Returning now towards Caen, a visit to the German cemetery near La Cambe where more than 21,000 German soldiers are buried is also worth a visit.
Bayeux, the last place of the tour was not damaged by the bombardments. The great gothic cathedral and the Battle of Normandy Museum are not to be missed Also a must in Bayeux is the famous Tapestry of Queen Mathilda embroidered between 1066 and 1082 depicting William the Conqueror’s Battle of Hasting, another landing…
Tips for the visitor
Normandy and its fine sand beaches are ideal for the summer. More than 300km of cycling paths crisscross the region This year many events throughout the summer will celebrate the D Day Invasion.

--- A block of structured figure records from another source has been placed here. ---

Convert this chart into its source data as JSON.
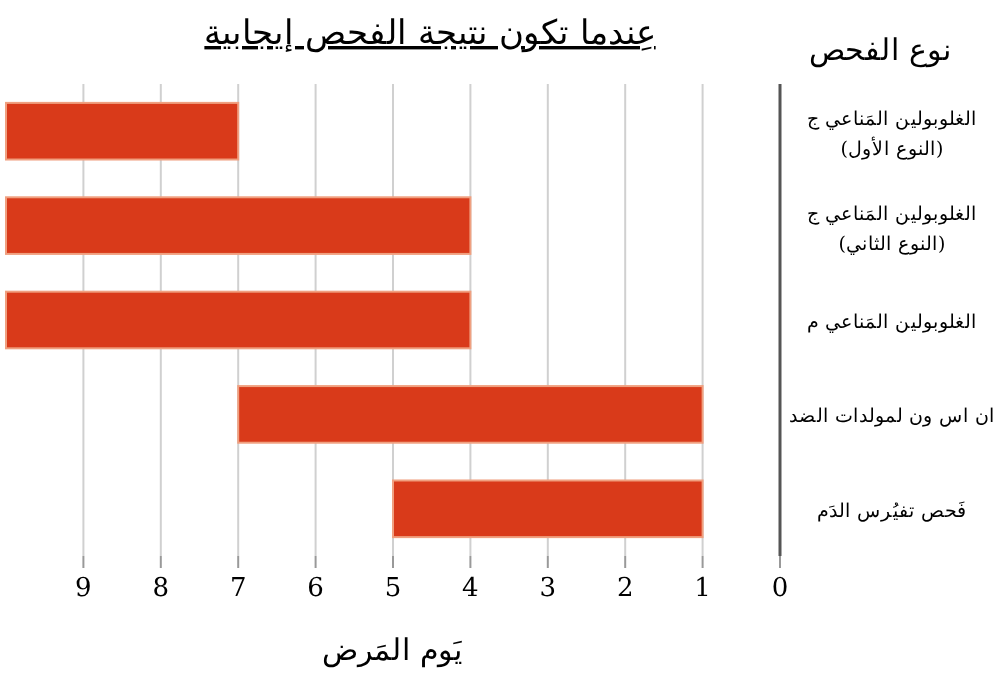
{
  "chart_data": {
    "type": "bar",
    "orientation": "horizontal",
    "title": "عِندما تكون نتيجة الفحص إيجابية",
    "xlabel": "يَوم المَرض",
    "ylabel": "نوع الفحص",
    "categories": [
      "الغلوبولين المَناعي ج\n(النوع الأول)",
      "الغلوبولين المَناعي ج\n(النوع الثاني)",
      "الغلوبولين المَناعي م",
      "ان اس ون لمولدات الضد",
      "فَحص تفيُرس الدَم"
    ],
    "base": [
      7,
      4,
      4,
      1,
      1
    ],
    "values": [
      3,
      6,
      6,
      6,
      4
    ],
    "color": "#d93a1a",
    "xlim": [
      10,
      0
    ],
    "xticks": [
      0,
      1,
      2,
      3,
      4,
      5,
      6,
      7,
      8,
      9
    ],
    "grid": "x"
  }
}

An impressive calendar of events is available detailing military tattoos, fireworks, concerts, exhibitions, fairs etc. Most museums have new exhibition halls and provide the visitor with downloadable Apps to enhance the experience.
For horse lovers Normandy will this summer host the prestigious Alltech FEITM show that will receive more than 500,000 visitors for its Equestrian games featuring more than 1,000 horses. The major venue will be in Caen with other events in Haras du Pin and Deauville.